The comparatively conventional CinemaScope lensing of The Lost Boys makes for a softer image than Poltergeist‘s, but the boost in dynamic range does improve clarity, and there’s a patina of grain to reassure us that whatever noise-reduction came into play was used sparingly. I love the garish intensity of the Santa Carla Boardwalk’s signage now–you can almost smell the corn dogs frying. Even the refrigerator lamp at the end has a newfound authenticity; those flashlight beams during Sam and the Frog Brothers’ raid on the vampire lair? They shine so intrusively now that it heightens the scene’s sense of danger. Bathed in metaphorical blood, the climax is more legible than ever before, the red lighting no longer oppressively opaque or vulnerable to smear. My one quibble with the transfer would be that flesh tones can look a little overcooked, particularly in daylight exteriors. Perhaps Dolby Vision would’ve tightened up the saturation, though it’s a moot point. Likely the six-track mix prepared for the film’s 70mm blow-up, the 5.1 DTS-HD MA track is enveloping and occasionally playful (as when Kiefer Sutherland’s voice takes over the soundstage before he materializes for the final showdown), but there’s a harshness to it that resists amplification. Sadly, the four-channel Dolby mix heard at most cinemas in 1987 is nowhere to be found.
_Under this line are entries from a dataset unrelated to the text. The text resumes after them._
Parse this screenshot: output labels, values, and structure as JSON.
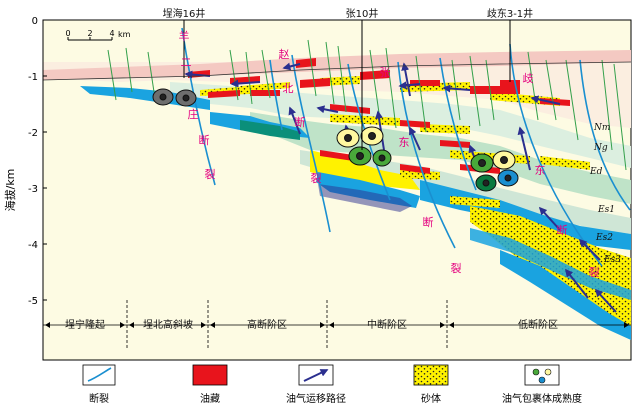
{
  "wells": {
    "w1": "埕海16井",
    "w2": "张10井",
    "w3": "歧东3-1井"
  },
  "scale": {
    "t0": "0",
    "t1": "2",
    "t2": "4",
    "unit": "km"
  },
  "y_axis": {
    "label": "海拔/km",
    "ticks": [
      "0",
      "-1",
      "-2",
      "-3",
      "-4",
      "-5"
    ]
  },
  "fault_labels": {
    "yangerzhuang": [
      "羊",
      "二",
      "庄",
      "断",
      "裂"
    ],
    "zhaobei": [
      "赵",
      "北",
      "断",
      "裂"
    ],
    "zhangdong": [
      "张",
      "东",
      "断",
      "裂"
    ],
    "qidong": [
      "歧",
      "东",
      "断",
      "裂"
    ]
  },
  "strata": {
    "nm": "Nm",
    "ng": "Ng",
    "ed": "Ed",
    "es1": "Es1",
    "es2": "Es2",
    "es3": "Es3"
  },
  "zones": [
    "埕宁隆起",
    "埕北高斜坡",
    "高断阶区",
    "中断阶区",
    "低断阶区"
  ],
  "legend": [
    "断裂",
    "油藏",
    "油气运移路径",
    "砂体",
    "油气包裹体成熟度"
  ],
  "colors": {
    "background": "#fdfbe3",
    "fault": "#1a8fd0",
    "oil": "#e8141c",
    "sand": "#fff200",
    "migration": "#2b2f8f",
    "es_blue": "#1aa3e0",
    "label_magenta": "#e4007f"
  }
}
This is another two-disc set with a Blu-ray that contains, in addition to a fresh pressing of the film struck from the 4K remaster, the rash of bonus features Walter covered thoroughly in his review of the 2004 Special Edition DVD.
- Poltergeist
114 minutes; PG; UHD: 2.39:1 (2160p/MPEG-H), HDR10, BD: 2.39:1 (1080p/MPEG-4); UHD: English 5.1 DTS-HD MA, English 2.0 DTS-HD MA, French DD 2.0 (Stereo), Castilian Spanish DD 2.0 (Stereo), Latin Spanish DD 2.0 (Stereo), Portuguese DD 2.0 (Mono), Italian DD 2.0 (Mono), German DD 2.0 (Stereo), BD: English 5.1 DTS-HD MA, English 2.0 DTS-HD MA, French DD 2.0 (Stereo), Castilian Spanish DD 2.0 (Stereo), Latin Spanish DD 2.0 (Stereo), Portuguese DD 2.0 (Mono), Italian DD 2.0 (Mono), German DD 2.0 (Stereo); UHD: English SDH, French, French SDH, Castilian Spanish, Latin Spanish, Castilian Spanish SDH, Italian, Italian SDH, German, German SDH, Dutch, Danish, Norwegian, Finnish, Swedish subtitles, BD: English SDH, French, French SDH, Castilian Spanish, Latin Spanish, Castilian Spanish SDH, Portuguese, Portuguese SDH, Italian, Italian SDH, German, German SDH, Dutch, Danish, Norwegian, Finnish, Swedish subtitles; BD-66 + BD-50; Region-free; Warner - The Lost Boys
97 minutes; R; UHD: 2.39:1 (2160p/MPEG-H), HDR10, BD: 2.39:1 (1080p/MPEG-4); UHD: English 5.1 DTS-HD MA, French DD 2.0 (Stereo), Castilian Spanish DD 2.0 (Stereo), Latin Spanish DD 2.0 (Mono), Italian DD 2.0 (Stereo), German DD 2.0 (Stereo), BD: English 5.1 DTS-HD MA, English DTS 5.1, French DD 2.0 (Stereo), Castilian Spanish DD 2.0 (Stereo), Latin Spanish DD 2.0 (Mono), Italian DD 2.0 (Stereo), German DD 2.0 (Stereo); UHD: English SDH, French, Spanish, Italian SDH, German SDH, Dutch, Danish, Czech, Finnish subtitles, BD: English SDH, French, French SDH, Castilian Spanish, Latin Spanish, Castilian Spanish SDH, Latin Spanish SDH, Portuguese, Italian, Italian SDH, German, German SDH, Dutch, Danish, Norwegian, Finnish, Swedish subtitles; BD-66 + BD-50; Region-free; Warner
[i] Poltergeist practically already was Twilight Zone: The Movie, owing as it does an unpaid debt to the Richard Matheson-scripted “Little Girl Lost” from the show’s third season.
[ii] The problem may have been that Spielberg did so under orders from the DGA.
[iii] Only the second film shared any of the original’s behind-the-scenes talent–co-screenwriters/co-producers Mark Victor and Michael Grais and composer Jerry Goldsmith. Visual effects supervisor Richard Edlund quasi-returned in the form of his company, Boss Film Corporation, producing the f/x.
[iv] A keepcase insert further clarifies: “This film contains sequences of flashing lights and other visual elements that may cause dizziness or discomfort or trigger seizures in people with photosensitive epilepsy or other photosensitivities. Seizures can occur in people without a prior diagnosis of epilepsy.”